Amnesty International organizes such events to show locals in some cities the plight of asylum seekers and refugees. Two new immigrants to Israel, one from the UK and one from America organized this event in Jaffa.
Earlier on the Israelis in the group, about 30 or 40 people, were chopping vegetables and sipping on a beer, tea or a glass of water. We sat around tables of about eight and talked with an asylum seeker.
We drank a Central African Republic warm pudding drink called popoto made with rice and peanut butter. The recipe was shared and as we sipped it seemed like every Israeli with roots elsewhere said it reminded them of a drink from “home”. For me it tasted like the local Arabian sahlab, a thick drink sprinked with peanuts made to warm your insides on cold winter nights in Israel.

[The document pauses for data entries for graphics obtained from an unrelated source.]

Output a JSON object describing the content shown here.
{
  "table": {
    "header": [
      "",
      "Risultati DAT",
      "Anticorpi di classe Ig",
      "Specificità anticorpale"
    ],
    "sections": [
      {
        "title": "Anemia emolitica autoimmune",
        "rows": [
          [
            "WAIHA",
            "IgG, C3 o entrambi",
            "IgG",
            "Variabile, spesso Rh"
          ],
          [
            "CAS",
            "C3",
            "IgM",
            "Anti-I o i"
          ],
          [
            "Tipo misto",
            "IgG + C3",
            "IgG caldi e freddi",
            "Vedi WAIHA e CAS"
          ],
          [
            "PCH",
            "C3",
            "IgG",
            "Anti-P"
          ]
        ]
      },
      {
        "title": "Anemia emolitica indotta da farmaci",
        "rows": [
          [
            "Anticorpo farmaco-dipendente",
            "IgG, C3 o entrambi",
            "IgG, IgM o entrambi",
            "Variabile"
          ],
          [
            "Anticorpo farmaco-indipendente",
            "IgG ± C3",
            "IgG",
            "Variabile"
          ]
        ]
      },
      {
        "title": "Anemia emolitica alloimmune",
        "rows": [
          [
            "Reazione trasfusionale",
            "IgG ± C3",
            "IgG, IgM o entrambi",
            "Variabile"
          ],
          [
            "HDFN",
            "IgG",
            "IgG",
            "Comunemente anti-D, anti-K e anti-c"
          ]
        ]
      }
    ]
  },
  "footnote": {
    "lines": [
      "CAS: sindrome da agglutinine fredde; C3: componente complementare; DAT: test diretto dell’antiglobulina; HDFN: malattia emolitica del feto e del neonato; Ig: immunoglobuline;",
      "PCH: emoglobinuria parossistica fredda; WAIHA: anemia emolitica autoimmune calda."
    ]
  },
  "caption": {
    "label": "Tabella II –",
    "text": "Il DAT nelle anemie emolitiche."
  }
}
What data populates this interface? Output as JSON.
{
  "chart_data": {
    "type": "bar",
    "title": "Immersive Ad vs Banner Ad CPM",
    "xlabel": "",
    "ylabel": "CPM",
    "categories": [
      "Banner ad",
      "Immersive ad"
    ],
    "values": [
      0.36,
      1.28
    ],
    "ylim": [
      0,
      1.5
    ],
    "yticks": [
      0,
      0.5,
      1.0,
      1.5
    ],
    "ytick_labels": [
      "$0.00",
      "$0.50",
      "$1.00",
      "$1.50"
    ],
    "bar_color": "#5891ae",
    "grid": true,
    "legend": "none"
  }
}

And throughout the night African migrants and refugees shared their stories of home, obligatory army service, the lack of freedom of speech –– and food.
A stack of injera bread, with a hint of molasses and a bit sandy to the bite (from the desert?), waited by the service window as three readied pots of simple food, like alicha, with vegetables and lentils released smells not familiar to the Arabian city of Jaffa.
There were journalists, PR professionals, those from the startup community, and activists eager to “taste” the life and times of those less lucky in Israel. It was a time for people to get personal as we sat around round tables letting the Africans explain their life and times before Israel.
That night my home city of Jaffa, sometimes troubled, sometimes violent, but always interesting, seemed to be transformed. Whether it was the good will, and positive energy inside the Tarnagol Restaurant (that hosted this encounter) which transferred this vibe I cannot say.
All I can say is that the event brought some new life and hope to everyone there. We learned a few recipes that connected Israel directly to Africa, even if only by way of an imaginary border.